Johanna Thomas-Corr

Dead poet’s society

To write her epic novel, she learned to speak Braid Scots; and after 600 pages we end up with a predictable thoog a poog

issue 25 February 2017

Alex Salmond, former first minister of Scotland, once claimed that he could always tell Scottish fiction from English. Novels, he said, reveal fundamental differences in the values of the Scots and the English.

I wonder then what he would make of Annalena McAfee’s book, Hame — about the most Scottish work of fiction that any English novelist could possibly write. So committed is the former Guardian journalist authentically to explore every aspect of life north of the Border that she learnt to speak Braid Scots — from Lallans to Doric dialects — and crafted poetry in them. Surely that makes her more Scottish than most born-and-bred Caledonians? For what drives Hame is this question of national identity and whether (like gender?) it is simply a construct.

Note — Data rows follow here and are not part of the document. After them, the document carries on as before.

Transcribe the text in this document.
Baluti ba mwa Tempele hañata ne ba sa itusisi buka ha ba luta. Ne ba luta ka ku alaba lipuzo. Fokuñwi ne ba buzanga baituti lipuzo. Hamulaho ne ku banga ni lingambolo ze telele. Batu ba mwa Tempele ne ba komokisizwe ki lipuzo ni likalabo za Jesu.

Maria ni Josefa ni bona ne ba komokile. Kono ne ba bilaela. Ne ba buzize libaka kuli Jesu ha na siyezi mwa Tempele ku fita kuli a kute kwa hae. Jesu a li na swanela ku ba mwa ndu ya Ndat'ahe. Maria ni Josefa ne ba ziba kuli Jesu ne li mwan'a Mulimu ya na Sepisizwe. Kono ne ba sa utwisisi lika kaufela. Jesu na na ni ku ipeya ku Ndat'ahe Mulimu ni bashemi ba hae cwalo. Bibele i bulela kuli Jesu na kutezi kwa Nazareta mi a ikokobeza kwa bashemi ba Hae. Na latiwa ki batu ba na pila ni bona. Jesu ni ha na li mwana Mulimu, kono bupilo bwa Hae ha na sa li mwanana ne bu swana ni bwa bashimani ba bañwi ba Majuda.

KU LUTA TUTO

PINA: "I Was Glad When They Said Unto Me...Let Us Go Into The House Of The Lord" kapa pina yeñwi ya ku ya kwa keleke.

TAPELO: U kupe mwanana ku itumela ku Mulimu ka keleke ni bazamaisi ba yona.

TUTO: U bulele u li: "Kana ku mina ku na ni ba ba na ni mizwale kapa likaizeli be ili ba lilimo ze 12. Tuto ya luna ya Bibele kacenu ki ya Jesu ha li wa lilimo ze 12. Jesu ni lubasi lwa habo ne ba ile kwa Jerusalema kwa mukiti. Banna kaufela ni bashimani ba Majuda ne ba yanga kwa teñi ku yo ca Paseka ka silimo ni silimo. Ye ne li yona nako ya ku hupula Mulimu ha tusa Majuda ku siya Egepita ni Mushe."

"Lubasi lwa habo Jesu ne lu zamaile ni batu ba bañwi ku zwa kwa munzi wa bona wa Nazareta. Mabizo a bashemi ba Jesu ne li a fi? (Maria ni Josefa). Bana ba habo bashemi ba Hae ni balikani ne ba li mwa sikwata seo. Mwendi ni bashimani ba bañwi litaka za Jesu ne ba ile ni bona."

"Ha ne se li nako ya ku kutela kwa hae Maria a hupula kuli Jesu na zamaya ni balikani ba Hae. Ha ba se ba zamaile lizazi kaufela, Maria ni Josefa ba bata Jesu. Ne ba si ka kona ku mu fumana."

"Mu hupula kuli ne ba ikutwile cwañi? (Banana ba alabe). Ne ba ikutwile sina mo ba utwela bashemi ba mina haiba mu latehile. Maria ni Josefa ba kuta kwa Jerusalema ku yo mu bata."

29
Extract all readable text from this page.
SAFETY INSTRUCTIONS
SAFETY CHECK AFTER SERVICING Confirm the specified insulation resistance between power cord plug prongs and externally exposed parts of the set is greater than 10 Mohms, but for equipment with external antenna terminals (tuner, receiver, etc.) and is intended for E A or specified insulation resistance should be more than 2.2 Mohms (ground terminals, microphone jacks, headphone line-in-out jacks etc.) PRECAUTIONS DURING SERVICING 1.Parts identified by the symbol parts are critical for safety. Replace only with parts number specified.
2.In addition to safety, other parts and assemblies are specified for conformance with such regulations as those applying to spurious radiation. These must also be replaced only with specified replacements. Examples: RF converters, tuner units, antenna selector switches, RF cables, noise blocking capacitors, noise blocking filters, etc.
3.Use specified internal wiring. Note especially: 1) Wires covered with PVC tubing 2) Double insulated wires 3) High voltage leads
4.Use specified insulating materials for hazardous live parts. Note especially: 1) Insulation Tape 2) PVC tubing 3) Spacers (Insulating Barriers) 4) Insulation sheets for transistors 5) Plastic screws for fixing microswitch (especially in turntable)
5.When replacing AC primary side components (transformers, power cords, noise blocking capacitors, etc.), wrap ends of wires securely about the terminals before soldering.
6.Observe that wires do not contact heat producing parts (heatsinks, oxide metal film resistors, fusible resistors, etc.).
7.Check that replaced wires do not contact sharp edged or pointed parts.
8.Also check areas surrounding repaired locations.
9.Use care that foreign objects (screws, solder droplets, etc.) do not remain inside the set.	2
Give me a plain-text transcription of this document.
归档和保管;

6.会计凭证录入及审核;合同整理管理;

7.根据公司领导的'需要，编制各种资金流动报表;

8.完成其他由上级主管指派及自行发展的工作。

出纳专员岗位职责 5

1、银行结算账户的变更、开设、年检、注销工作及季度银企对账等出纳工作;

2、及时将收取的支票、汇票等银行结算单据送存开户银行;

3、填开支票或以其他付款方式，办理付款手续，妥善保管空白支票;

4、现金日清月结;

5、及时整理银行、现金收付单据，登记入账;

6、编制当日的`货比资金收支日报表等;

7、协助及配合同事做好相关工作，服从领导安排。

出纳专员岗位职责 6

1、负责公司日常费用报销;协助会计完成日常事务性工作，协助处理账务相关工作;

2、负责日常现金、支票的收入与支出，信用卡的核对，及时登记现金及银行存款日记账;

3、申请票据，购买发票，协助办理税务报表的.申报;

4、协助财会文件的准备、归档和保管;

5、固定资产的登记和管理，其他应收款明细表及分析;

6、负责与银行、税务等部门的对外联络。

The story focuses on an academic, Mhairi McPhail, who leaves behind her hipster life in New York to move with her young daughter to the remote fictional Hebridean island of Fascaray, where she’s agreed to write the biography of its most celebrated resident: a crotchety, English-hating writer named Grigor McWatt.

As she sorts through his letters and somewhat humourless compendium of island life, Mhairi questions her own motives for ‘serving as handmaiden to a dead poet’ (a composite of various mid-century Scots poets such as George Mackay Brown and Hugh MacDiarmid). McWatt also leaves an archive of newspaper columns in which he ‘maned’ (moaned) about everything from the golf-course-ification of the island to young people chosing American pop culture over ceilidhs. All ‘whumgee’ (frivolous) forms of entertainment appalled him anyway; his own passions were poetry and Scottish nationalism, which he pursued by translating the likes of Donne, Byron, Blake and Larkin into a language dismissed by one critic as ‘a sort of Woolworths Pick’ n’ Mix assortment of half-remembered barely spoken words from innumerable incompatible dialects across Scotland’.